United States Department of Agriculture

Agricultural Research Service

Title: A TWO-YEAR STUDY OF BIOLOGICAL CONTROL OF FUSARIUM DRY ROT UNDER COMMERCIAL STORAGE CONDITIONS)

Author
item Schisler, David - Dave
item Kleinkopf, G
item Bothast, Rodney
item Slininger, Patricia - Pat
item Ostrowski, R

Submitted to: American Phytopathological Society Abstracts
Publication Type: Abstract only
Publication Acceptance Date: 7/31/1996
Publication Date: N/A
Citation:

Interpretive Summary:

Technical Abstract: Control of Fusarium dry rot of stored potato tubers is difficult without effective chemicals for postharvest use on processed and table stock tubers. Biological control of dry rot incited by Fusarium sambucinum (teleomorph=Gibberella pulicaris) has been demonstrated (Plant Dis. 78:251-255).

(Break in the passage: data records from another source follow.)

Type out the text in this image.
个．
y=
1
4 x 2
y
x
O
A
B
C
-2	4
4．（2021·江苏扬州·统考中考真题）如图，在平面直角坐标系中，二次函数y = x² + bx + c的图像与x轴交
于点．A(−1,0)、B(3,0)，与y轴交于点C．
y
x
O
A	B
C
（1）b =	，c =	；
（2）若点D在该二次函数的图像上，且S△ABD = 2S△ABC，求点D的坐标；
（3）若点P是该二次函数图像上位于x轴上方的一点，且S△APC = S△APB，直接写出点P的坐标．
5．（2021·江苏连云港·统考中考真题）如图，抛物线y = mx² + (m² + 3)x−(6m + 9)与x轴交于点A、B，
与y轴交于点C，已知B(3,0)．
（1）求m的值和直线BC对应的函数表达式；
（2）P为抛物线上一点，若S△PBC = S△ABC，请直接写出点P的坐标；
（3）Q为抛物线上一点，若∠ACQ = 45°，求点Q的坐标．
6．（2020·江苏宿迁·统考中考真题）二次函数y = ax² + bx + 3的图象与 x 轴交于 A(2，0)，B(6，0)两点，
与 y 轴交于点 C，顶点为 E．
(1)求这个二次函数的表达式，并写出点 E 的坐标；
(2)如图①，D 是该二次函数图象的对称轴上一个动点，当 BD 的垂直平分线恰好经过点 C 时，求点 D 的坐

Several Gram-negative bacterial strains that ranked high in both efficacy and amenability to production in liquid culture were selected for pilot studies at the UIKREC. In the first year's study, ~1 x 10**8 cfu/ml of fluorescent Pseudomonas strain S22:1:T:04 decreased the level of dry rot when coinoculated with the pathogen compared to a buffer control and the fungicide Mertec 340F. In second year studies, ~4 x 10**8 cfu/ml of P. fluorescens strain P22:1:Y:05 and Enterobacter cloacae strain S11:3:T:06 controlled F. sambucinum (25% and 17% avg disease decrease, respectively) but not F. coeruleum when antagonists were applied 24 h after pathogen inoculation. Mertec 340F did not control Fusarium, possibly due to strain resistance. Biological control of Fusarium dry rot is approaching commercial reality.